The farm ministry said part of a consignment of beef from a Cargill Inc. plant in Dodge City, Kansas, arrived at Kobe port on September 20 with blank safety certificates.
The shipment violates the accord because the products come from cattle of an unknown age.
Faced with threats of sanctions, Japan agreed last year to resume US beef imports on condition the cattle were not more than 20 months old at the time of slaughter, with brains, spinal cords and other risky parts removed.
Japan has so far rejected US calls to increase the age limit as it believes younger cattle are less likely to have accumulated infectious proteins that could cause bovine spongiform encephalopathy (BSE), commonly known as mad cow disease.

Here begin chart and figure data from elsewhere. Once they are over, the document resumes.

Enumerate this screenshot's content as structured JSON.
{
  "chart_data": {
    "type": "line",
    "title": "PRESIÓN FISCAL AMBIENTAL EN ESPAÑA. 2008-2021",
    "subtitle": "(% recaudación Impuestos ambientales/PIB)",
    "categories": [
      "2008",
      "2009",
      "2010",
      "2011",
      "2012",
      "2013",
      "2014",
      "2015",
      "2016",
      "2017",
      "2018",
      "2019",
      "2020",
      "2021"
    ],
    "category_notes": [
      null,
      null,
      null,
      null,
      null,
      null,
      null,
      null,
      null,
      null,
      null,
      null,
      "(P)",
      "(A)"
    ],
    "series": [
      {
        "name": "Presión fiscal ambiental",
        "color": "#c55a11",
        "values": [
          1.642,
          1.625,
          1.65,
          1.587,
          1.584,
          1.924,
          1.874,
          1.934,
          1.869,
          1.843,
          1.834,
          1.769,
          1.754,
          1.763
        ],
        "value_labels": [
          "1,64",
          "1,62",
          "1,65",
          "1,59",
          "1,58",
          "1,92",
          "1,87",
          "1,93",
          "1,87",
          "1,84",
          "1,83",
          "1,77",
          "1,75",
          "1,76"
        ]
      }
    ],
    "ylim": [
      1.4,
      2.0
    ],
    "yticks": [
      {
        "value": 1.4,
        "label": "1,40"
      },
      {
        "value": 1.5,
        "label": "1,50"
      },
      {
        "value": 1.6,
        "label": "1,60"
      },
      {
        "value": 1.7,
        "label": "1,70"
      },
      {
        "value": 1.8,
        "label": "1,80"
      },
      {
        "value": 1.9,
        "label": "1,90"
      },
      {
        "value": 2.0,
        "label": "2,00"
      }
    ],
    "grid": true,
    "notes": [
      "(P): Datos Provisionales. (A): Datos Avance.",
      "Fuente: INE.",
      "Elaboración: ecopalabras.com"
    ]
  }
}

The meat delivered to Kobe did not include risky parts and was destined for elsewhere but was shipped to Japan by mistake, according to Japan Food Corp. of Tokyo, which imported it, the ministry said.
The ban will stay in place until the Tokyo government receives a "report on the result of a detailed investigation" on the matter, it added.
The same plant supplied beef without completed certificates to Japan last March, the ministry said.
Before it agreed to resume beef imports from the US, Japan, formerly the top overseas market for US beef, had halted imports twice since 2003 due to mad cow disease scares.